#UKRAINERUSSIAWAR. The Russian-Ukrainian conflict favors the development of military drones


While we begin to talk about peace, we are still preparing for war. In St. Petersburg, 10 stations for tracking UAVs will be purchased. The authorities plan to spend 28.2 million rubles. By the end of 2024, three new stations will appear in St. Petersburg, one of them near Pulkovo airport. Seven more are located in the Leningrad region, all in the Vsevolozhsk region. As Fontanka notes, 48 ​​ground stations were installed in the period 2019-2023. Smolny explained that the system is capable of detecting hostile drones, but does not have “special means to counter unauthorized flights.”

While in Ukraine investment in the drone industry stands out. And it’s no news that UAVs or BECs at all levels are making a difference in some areas on the front lines.

For example, thanks to promotional articles in the trade press, a new website and a YouTube video, Tecpro Technologies’ Vidar FP heavy unmanned craft (HMC) caused a sensation when it was first unveiled at the defense fair Eurosatory near Paris.

It boasts a wide range of capabilities, including a torpedo tube, sea mines and a medium-range target reconnaissance drone – an ideal tool for irregular warfare at sea.
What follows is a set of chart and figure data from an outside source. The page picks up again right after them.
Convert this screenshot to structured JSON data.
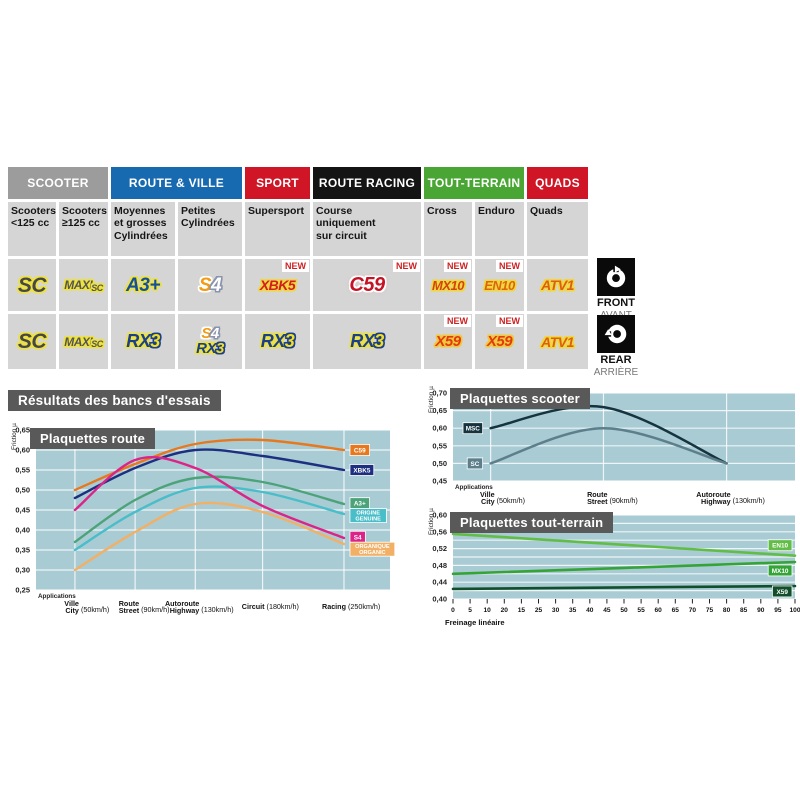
{
  "table": {
    "groups": [
      {
        "label": "SCOOTER",
        "color": "#9c9c9c"
      },
      {
        "label": "ROUTE & VILLE",
        "color": "#1769b0"
      },
      {
        "label": "SPORT",
        "color": "#cf1526"
      },
      {
        "label": "ROUTE RACING",
        "color": "#141414"
      },
      {
        "label": "TOUT-TERRAIN",
        "color": "#49a635"
      },
      {
        "label": "QUADS",
        "color": "#cf1526"
      }
    ],
    "subheaders": [
      "Scooters\n<125 cc",
      "Scooters\n≥125 cc",
      "Moyennes\net grosses\nCylindrées",
      "Petites\nCylindrées",
      "Supersport",
      "Course\nuniquement\nsur circuit",
      "Cross",
      "Enduro",
      "Quads"
    ],
    "new_badge": "NEW",
    "logos": {
      "sc": "SC",
      "maxi": "MAXI",
      "maxi_sc": "SC",
      "a3": "A3+",
      "s4_s": "S",
      "s4_4": "4",
      "xbk5": "XBK5",
      "c59": "C59",
      "mx10": "MX10",
      "en10": "EN10",
      "atv1": "ATV1",
      "rx": "RX",
      "rx3_3": "3",
      "x59": "X59"
    }
  },
  "side": {
    "front": {
      "label": "FRONT",
      "sub": "AVANT"
    },
    "rear": {
      "label": "REAR",
      "sub": "ARRIÈRE"
    }
  },
  "results_title": "Résultats des bancs d'essais",
  "plot_bg": "#a9cbd4",
  "chart_data": [
    {
      "id": "route",
      "type": "line",
      "title": "Plaquettes route",
      "ylabel": "Friction µ",
      "xlabel": "Applications",
      "ylim": [
        0.25,
        0.65
      ],
      "ytick_step": 0.05,
      "grid_step": 0.05,
      "vgrid": true,
      "legend_side": "end",
      "categories": [
        {
          "line1": "Ville",
          "line2": "City",
          "speed": "(50km/h)",
          "x": 0.11
        },
        {
          "line1": "Route",
          "line2": "Street",
          "speed": "(90km/h)",
          "x": 0.28
        },
        {
          "line1": "Autoroute",
          "line2": "Highway",
          "speed": "(130km/h)",
          "x": 0.45
        },
        {
          "line1": "Circuit",
          "speed": "(180km/h)",
          "x": 0.64
        },
        {
          "line1": "Racing",
          "speed": "(250km/h)",
          "x": 0.87
        }
      ],
      "series": [
        {
          "name": "C59",
          "color": "#e8781e",
          "values": [
            0.5,
            0.565,
            0.615,
            0.625,
            0.6
          ],
          "label_lines": [
            "C59"
          ],
          "label_y": 0.6
        },
        {
          "name": "XBK5",
          "color": "#1c2f80",
          "values": [
            0.48,
            0.555,
            0.6,
            0.585,
            0.55
          ],
          "label_lines": [
            "XBK5"
          ],
          "label_y": 0.55
        },
        {
          "name": "A3+",
          "color": "#4da379",
          "values": [
            0.37,
            0.475,
            0.53,
            0.52,
            0.465
          ],
          "label_lines": [
            "A3+"
          ],
          "label_y": 0.467
        },
        {
          "name": "ORIGINE GENUINE",
          "color": "#49bdc8",
          "values": [
            0.35,
            0.445,
            0.505,
            0.495,
            0.44
          ],
          "label_lines": [
            "ORIGINE",
            "GENUINE"
          ],
          "label_y": 0.436
        },
        {
          "name": "S4",
          "color": "#dc2488",
          "values": [
            0.45,
            0.575,
            0.555,
            0.46,
            0.38
          ],
          "label_lines": [
            "S4"
          ],
          "label_y": 0.383
        },
        {
          "name": "ORGANIQUE ORGANIC",
          "color": "#f2b066",
          "values": [
            0.3,
            0.395,
            0.465,
            0.445,
            0.365
          ],
          "label_lines": [
            "ORGANIQUE",
            "ORGANIC"
          ],
          "label_y": 0.352
        }
      ]
    },
    {
      "id": "scooter",
      "type": "line",
      "title": "Plaquettes scooter",
      "ylabel": "Friction µ",
      "xlabel": "Applications",
      "ylim": [
        0.45,
        0.7
      ],
      "ytick_step": 0.05,
      "grid_step": 0.05,
      "vgrid": true,
      "legend_side": "start",
      "categories": [
        {
          "line1": "Ville",
          "line2": "City",
          "speed": "(50km/h)",
          "x": 0.11
        },
        {
          "line1": "Route",
          "line2": "Street",
          "speed": "(90km/h)",
          "x": 0.44
        },
        {
          "line1": "Autoroute",
          "line2": "Highway",
          "speed": "(130km/h)",
          "x": 0.8
        }
      ],
      "series": [
        {
          "name": "MSC",
          "color": "#16343f",
          "values": [
            0.6,
            0.66,
            0.5
          ],
          "label_lines": [
            "MSC"
          ],
          "label_y": 0.6
        },
        {
          "name": "SC",
          "color": "#5c7f8b",
          "values": [
            0.5,
            0.6,
            0.5
          ],
          "label_lines": [
            "SC"
          ],
          "label_y": 0.5
        }
      ]
    },
    {
      "id": "tout_terrain",
      "type": "line",
      "title": "Plaquettes tout-terrain",
      "ylabel": "Friction µ",
      "xlabel": "Freinage linéaire",
      "ylim": [
        0.4,
        0.6
      ],
      "ytick_step": 0.04,
      "grid_step": 0.02,
      "vgrid": false,
      "legend_side": "right",
      "x_ticks": [
        "0",
        "5",
        "10",
        "20",
        "15",
        "25",
        "30",
        "35",
        "40",
        "45",
        "50",
        "55",
        "60",
        "65",
        "70",
        "75",
        "80",
        "85",
        "90",
        "95",
        "100"
      ],
      "series": [
        {
          "name": "EN10",
          "color": "#62bd46",
          "values": [
            0.555,
            0.503
          ],
          "label_lines": [
            "EN10"
          ],
          "label_y": 0.528
        },
        {
          "name": "MX10",
          "color": "#35a437",
          "values": [
            0.46,
            0.488
          ],
          "label_lines": [
            "MX10"
          ],
          "label_y": 0.468
        },
        {
          "name": "X59",
          "color": "#114f2a",
          "values": [
            0.424,
            0.431
          ],
          "label_lines": [
            "X59"
          ],
          "label_y": 0.418
        }
      ]
    }
  ]
}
Representatives from Eastern European countries crowded around the Tecpro stand, but said little about the production. However, its technical characteristics are very similar to those developed by Ukraine for use in the maritime theater of Black Sea military operations.

The Tecpro BEC is in many ways similar to the first Nikola models used by the Ukrainians last September against Sevastopol. Similarities include the shape of the body, the arrangement of the electro-optical guidance systems and the Starlink terminal for remote control.

In developing its BEC, Tecpro Technologies says it will only act as an integrator and marketing partner for a small group of partners, all from the Baltics. The Latvian company Vic Tec is responsible for the production of the aluminum bodywork, equipped with video cameras and on-board electronics that guarantee remote control.

Ukrainian Ivan Tolchinsky, who heads the Latvian-registered Atlas company, is also integrating his AtlasPRO reconnaissance UAV, which has already been delivered to the Ukrainian Armed Forces, into the naval system. The company has established several partnerships with the Ukrainian military and with drone pilot groups such as Aerozvidka.

The company also hires many experienced Ukrainian drone operators to conduct training courses at its facilities in the Kiev region. Prevailing AI, based in Latvia and run by Briton Paul Stokes, integrates AI algorithms for automatic detection into the onboard control system, allowing automatic identification of targets, be they warships or merchant ships.

Tecpro Technologies claims to build the vessel in Latvia, but the company itself is Swiss. It was created in the Swiss canton of Zug, a traditional guarantee of confidentiality towards the real beneficiaries, with the help of the French lawyer Alain Girardet.

But above all, the nationality of the tandem leading Tecpro illustrates cooperation in the field of intelligence technologies and irregular warfare in the conflict in Ukraine. According to social media sources related to Russia, the manager of Tecpro is the Englishman Mark Thomas, an expert in the field of naval technology.

His nationality is not surprising: once the Russian Special Operation began in February 2022, London provided the Ukrainians with a large amount of aid, training and equipment, especially in the naval sphere.

The post reads: “The elite SBS unit and the Royal Navy Diving Squadron have been actively involved in developing the skills of their Ukrainian counterparts in Detachment 801 801 in counter-submarine warfare over the past two years. The UK continues to lead the Ukraine-NATO naval operations cluster.”

Tecpro’s CEO is Ukrainian, he also avoids media coverage. Yevgeniy Larin, a former senior official of the Ministry of Economy, was until June 2022 the general director of the Ukrainian state arms trading conglomerate SpetsTechnoExport (STE).

He resigned from STE in mid-2022 due to internal power struggles and corruption. But he remained close to the head of the Presidential Office Andrei Yermak and the head of the Main Intelligence Directorate Kirill Budanov. Since then Larin has made numerous business trips to Switzerland, where Tecpro is based, as well as to other partner countries of the group.